Lior Brimberg, assistant professor at the Feinstein Institutes for Medical Research, at NBC:
I've researched autism for more than a decade. Specifically, I've investigated how some antibodies in expecting mothers could complicate fetal development and lead to the condition. Through all my research and that of my colleagues, one thing is clear: Vaccines are not the cause of autism. And yet, that connection is on the tip of many tongues.
None of the claims have proven to be true when it comes to autism, and there's no reason to think they are any more valid with the Covid-19 vaccines.
Unfortunately, the fabricated link between autism and vaccines has made all vaccines suspect in the eyes of some skeptics. Now that Covid-19 vaccines are finally rolling out, the disinformation is clouding the science and adding fuel to the vaccine hesitancy fire.
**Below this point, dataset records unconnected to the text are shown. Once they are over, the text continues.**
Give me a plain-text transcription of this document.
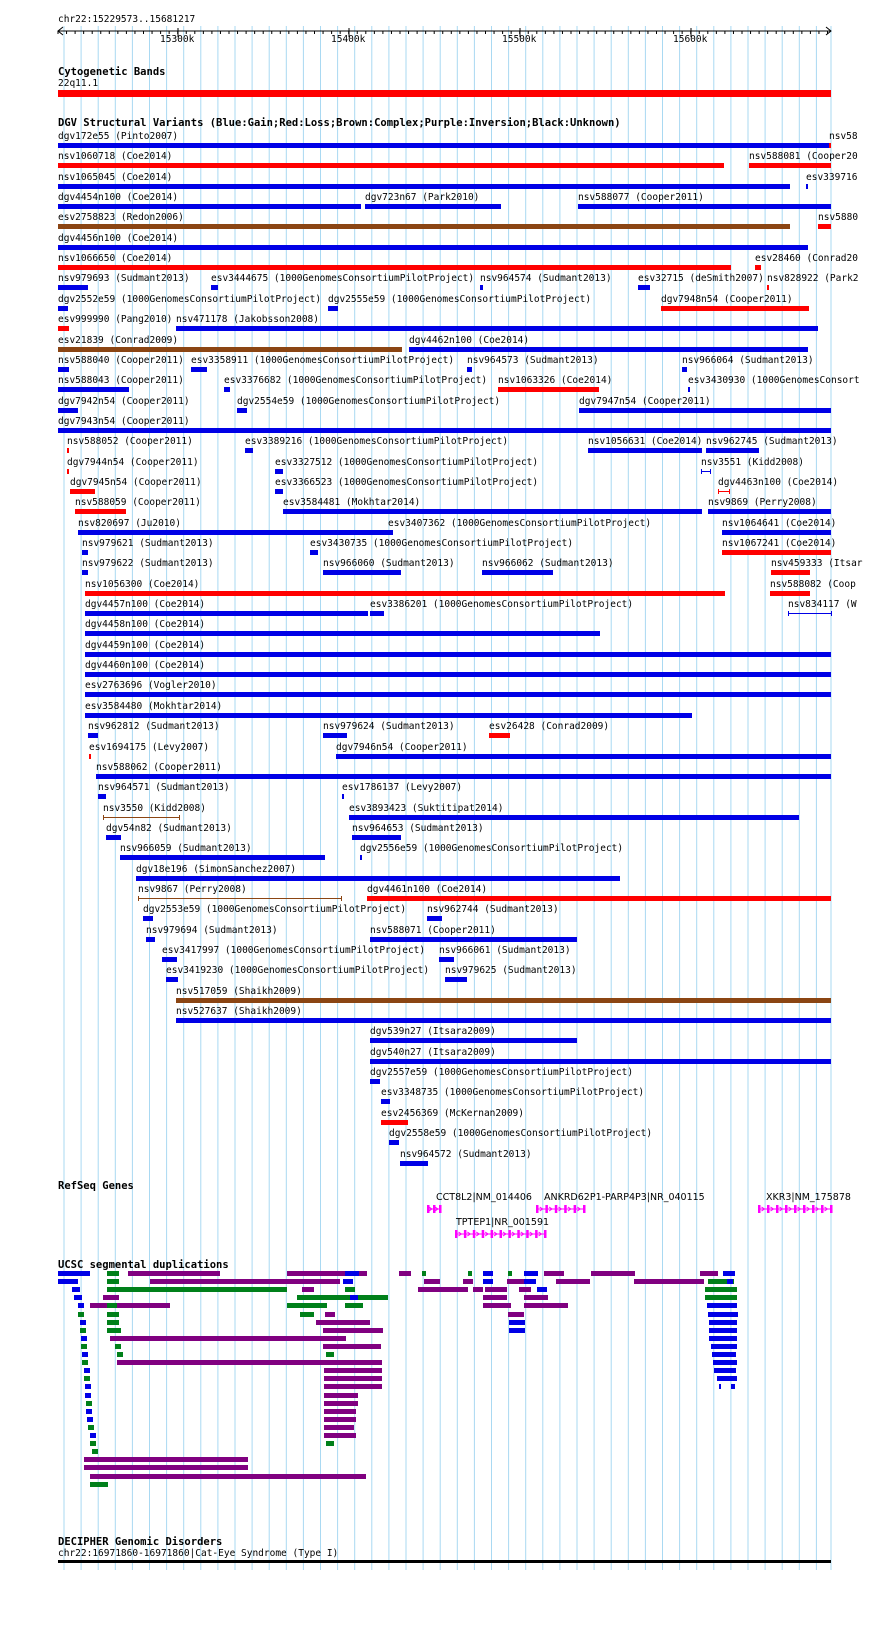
chr22:15229573..15681217
15300k	15400k	15500k	15600k
Cytogenetic Bands
22q11.1
DGV Structural Variants (Blue:Gain;Red:Loss;Brown:Complex;Purple:Inversion;Black:Unknown)
dgv172e55 (Pinto2007)	nsv58
nsv1060718 (Coe2014)	nsv588081 (Cooper20
nsv1065045 (Coe2014)	esv339716
dgv4454n100 (Coe2014)	dgv723n67 (Park2010)	nsv588077 (Cooper2011)
esv2758823 (Redon2006)	nsv5880
dgv4456n100 (Coe2014)
nsv1066650 (Coe2014)	esv28460 (Conrad20
nsv979693 (Sudmant2013) esv3444675 (1000GenomesConsortiumPilotProject) nsv964574 (Sudmant2013)	esv32715 (deSmith2007) nsv828922 (Park2
dgv2552e59 (1000GenomesConsortiumPilotProject) dgv2555e59 (1000GenomesConsortiumPilotProject)	dgv7948n54 (Cooper2011)
esv999990 (Pang2010) nsv471178 (Jakobsson2008)
esv21839 (Conrad2009)	dgv4462n100 (Coe2014)
nsv588040 (Cooper2011) esv3358911 (1000GenomesConsortiumPilotProject) nsv964573 (Sudmant2013)	nsv966064 (Sudmant2013)
nsv588043 (Cooper2011)	esv3376682 (1000GenomesConsortiumPilotProject) nsv1063326 (Coe2014)	esv3430930 (1000GenomesConsort
dgv7942n54 (Cooper2011)	dgv2554e59 (1000GenomesConsortiumPilotProject)	dgv7947n54 (Cooper2011)
dgv7943n54 (Cooper2011)
nsv588052 (Cooper2011)	esv3389216 (1000GenomesConsortiumPilotProject)	nsv1056631 (Coe2014) nsv962745 (Sudmant2013)
dgv7944n54 (Cooper2011)	esv3327512 (1000GenomesConsortiumPilotProject)	nsv3551 (Kidd2008)
dgv7945n54 (Cooper2011)	esv3366523 (1000GenomesConsortiumPilotProject)	dgv4463n100 (Coe2014)
nsv588059 (Cooper2011)	esv3584481 (Mokhtar2014)	nsv9869 (Perry2008)
nsv820697 (Ju2010)	esv3407362 (1000GenomesConsortiumPilotProject)	nsv1064641 (Coe2014)
nsv979621 (Sudmant2013)	esv3430735 (1000GenomesConsortiumPilotProject)	nsv1067241 (Coe2014)
nsv979622 (Sudmant2013)	nsv966060 (Sudmant2013)	nsv966062 (Sudmant2013)	nsv459333 (Itsar
nsv1056300 (Coe2014)	nsv588082 (Coop
dgv4457n100 (Coe2014)	esv3386201 (1000GenomesConsortiumPilotProject)	nsv834117 (W
dgv4458n100 (Coe2014)
dgv4459n100 (Coe2014)
dgv4460n100 (Coe2014)
esv2763696 (Vogler2010)
esv3584480 (Mokhtar2014)
nsv962812 (Sudmant2013)	nsv979624 (Sudmant2013)	esv26428 (Conrad2009)
esv1694175 (Levy2007)	dgv7946n54 (Cooper2011)
nsv588062 (Cooper2011)
nsv964571 (Sudmant2013)	esv1786137 (Levy2007)
nsv3550 (Kidd2008)	esv3893423 (Suktitipat2014)
dgv54n82 (Sudmant2013)	nsv964653 (Sudmant2013)
nsv966059 (Sudmant2013)	dgv2556e59 (1000GenomesConsortiumPilotProject)
dgv18e196 (SimonSanchez2007)
nsv9867 (Perry2008)	dgv4461n100 (Coe2014)
dgv2553e59 (1000GenomesConsortiumPilotProject) nsv962744 (Sudmant2013)
nsv979694 (Sudmant2013)	nsv588071 (Cooper2011)
esv3417997 (1000GenomesConsortiumPilotProject) nsv966061 (Sudmant2013)
esv3419230 (1000GenomesConsortiumPilotProject) nsv979625 (Sudmant2013)
nsv517059 (Shaikh2009)
nsv527637 (Shaikh2009)
dgv539n27 (Itsara2009)
dgv540n27 (Itsara2009)
dgv2557e59 (1000GenomesConsortiumPilotProject)
esv3348735 (1000GenomesConsortiumPilotProject)
esv2456369 (McKernan2009)
dgv2558e59 (1000GenomesConsortiumPilotProject)
nsv964572 (Sudmant2013)
RefSeq Genes
CCT8L2|NM_014406 ANKRD62P1-PARP4P3|NR_040115	XKR3|NM_175878
TPTEP1|NR_001591
UCSC segmental duplications
DECIPHER Genomic Disorders
chr22:16971860-16971860|Cat-Eye Syndrome (Type I)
A recent Pew Research Center poll reports that 39 percent of people say they definitely or probably wouldn't get a coronavirus vaccination. This endangers more than the people who don't get shots; we need a large though as-yet-undetermined percentage of people to be vaccinated before we see a slowdown in the virus's spread and with it the indirect protection known as herd immunity. Meanwhile, vulnerable groups whose immune systems are too compromised to be vaccinated are unprotected.
"Vaccine scares" have existed ever since the first smallpox vaccine was developed. Religious beliefs and distrust in medicine dissuaded some from inoculations; others believed they violated their personal liberty. Legally mandating vaccines in the mid-19 century galvanized these objectors into anti-vaccine movements, members of which claimed the right to make their own decisions about their children's bodies and their own.